Supported auto-detection patterns:

  • Emails
  • US Phone Numbers
  • SSNs
  • Credit Cards
  • Bearer Tokens
  • Common API Keys (sk-…, pk-…, AKIA…)

Example (TypeScript):

import { Trunkate, autoProtect } from 'trunkate-ai'; const rawText = "Email bob@example.com and tell him the code is 1234."; // Automatically wraps "bob@example.com" in [PRIVATE] tags const protectedText = autoProtect(rawText); const client = new Trunkate(); const res = await client.optimize({ text: protectedText, budget: 15 });

Example (CLI): You can enable auto-protection in the CLI by passing the --auto-protect flag.

trunkate "My email is test@test.com" --auto-protect

FAQ

Does my private data ever reach Trunkate servers?
No.

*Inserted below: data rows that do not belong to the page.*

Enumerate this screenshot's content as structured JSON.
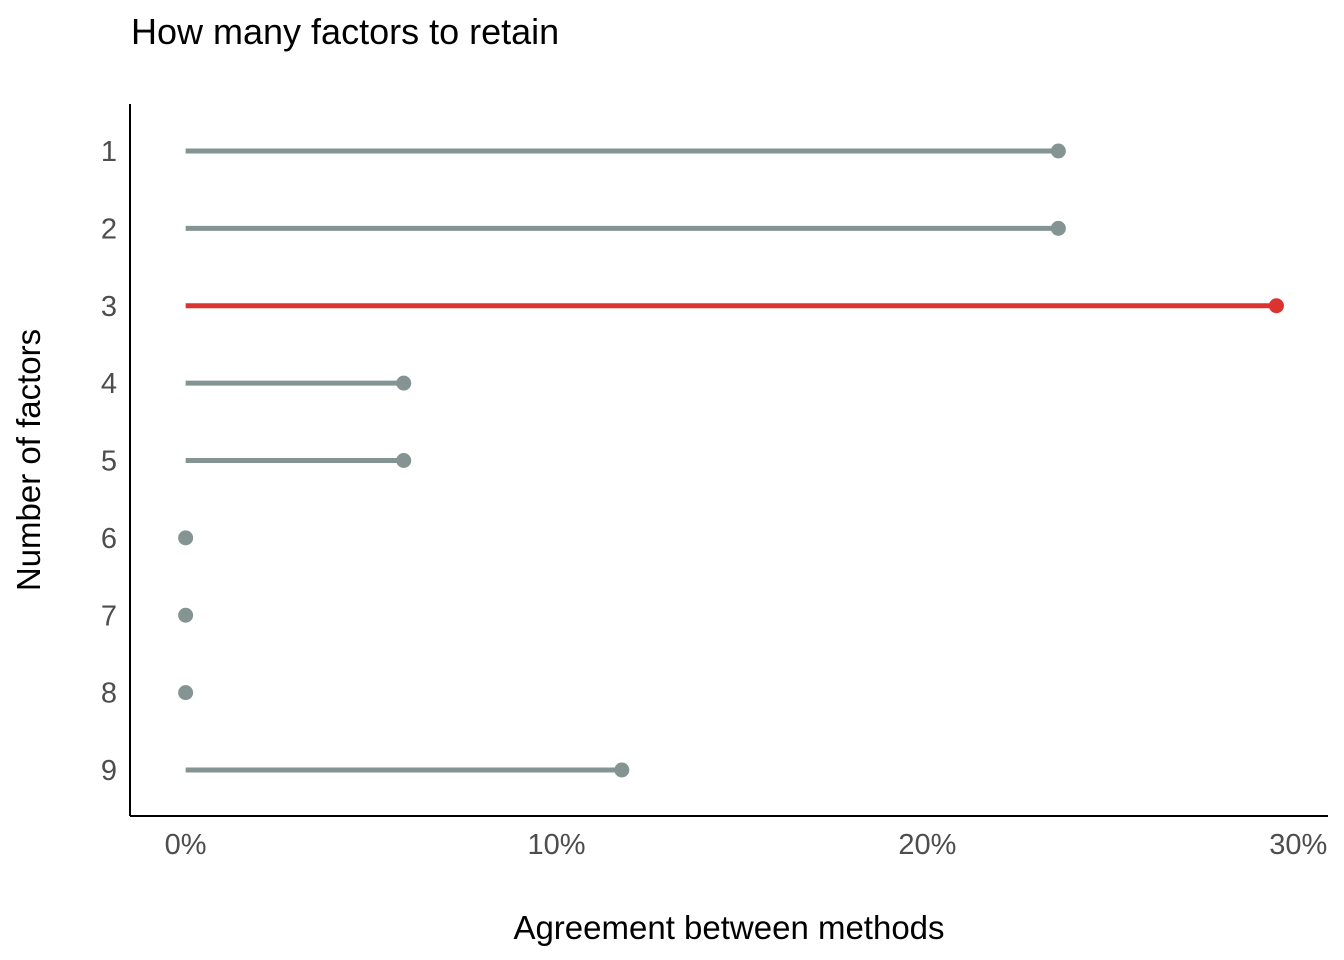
{
  "chart_data": {
    "type": "lollipop",
    "orientation": "horizontal",
    "title": "How many factors to retain",
    "xlabel": "Agreement between methods",
    "ylabel": "Number of factors",
    "categories": [
      "1",
      "2",
      "3",
      "4",
      "5",
      "6",
      "7",
      "8",
      "9"
    ],
    "values": [
      0.2353,
      0.2353,
      0.2941,
      0.0588,
      0.0588,
      0,
      0,
      0,
      0.1176
    ],
    "highlight_category": "3",
    "xlim": [
      -0.015,
      0.308
    ],
    "x_ticks": [
      0,
      0.1,
      0.2,
      0.3
    ],
    "x_tick_labels": [
      "0%",
      "10%",
      "20%",
      "30%"
    ],
    "grid": false,
    "colors": {
      "default": "#849492",
      "highlight": "#dc3330",
      "axis": "#000000",
      "tick_text": "#4d4d4d"
    }
  }
}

If you use our official SDKs (Python, TypeScript, Go, Rust) or the CLI, the [PRIVATE] tags are stripped and replaced with placeholder tokens locally on your machine before the HTTP request is made.

What is the difference between [PRIVATE] and [KEEP]?
Both tags instruct the API compressor to completely ignore and preserve the wrapped text. The difference is the zero-trust aspect.

  • Use [KEEP] for non-sensitive data you want preserved (e.g., a specific phrase, a required format).
  • Use [PRIVATE] for sensitive data (PII, secrets) that should never leave your server.